Diagnosis can be tricky as it often relies on the person answering honest questions about their drinking. Clinicians will use a number of assessment tools to assess the severity of alcohol misuse and dependence. These can include:
- Asking questions about your drinking habits
- A physical examination
- Psychological evaluation
- In certain cases, blood tests may be carried out to assess any liver or kidney damage .6
Side-effects of alcoholism
As well as all the short and long-term risks of drinking as highlighted above, alcohol addiction and chronic heavy drinking can give rise to other side effects. Prolonged heavy drinking changes the way your brain and central nervous system operates and can lead to an increased tolerance to alcohol, meaning you need to drink more and more for the same effects. It can also give rise to alcohol withdrawal symptoms if you stop drinking. Going through alcohol detox is a challenging and potentially dangerous process, which is why it is always best to undergo it in a supervised rehab or detox clinic.

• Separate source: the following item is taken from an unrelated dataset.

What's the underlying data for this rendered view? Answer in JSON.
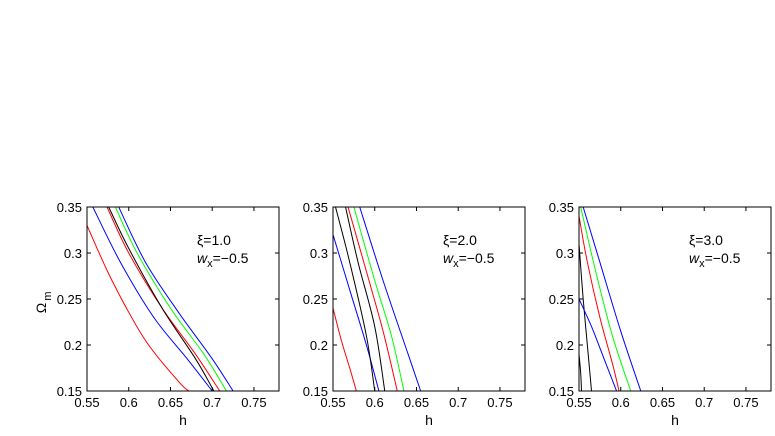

How are alcohol abuse and alcoholism treated?
Due to the ways in which sustained heavy drinking affect your system, quitting and even cutting down on your own can be very difficult. There are a number of treatment options available. Outpatient treatments such as those available through the NHS may be suitable for less severe cases of alcohol misuse and support groups such as Alcoholics Anonymous can be very valuable.
For serious cases of alcohol addiction, though, residential rehab is the most effective approach. This puts you in a secure and comfortable environment away from your usual triggers and temptations, allowing you to really focus on your recovery. You will be able to undergo a supervised detox as you go through alcohol withdrawal and will also be given the opportunity to participate in a number of treatments and therapies. These will aim to help you explore the root causes of your alcohol abuse and/or alcoholism, as well as providing you with techniques and strategies to avoid relapsing and stay sober and healthy moving forward.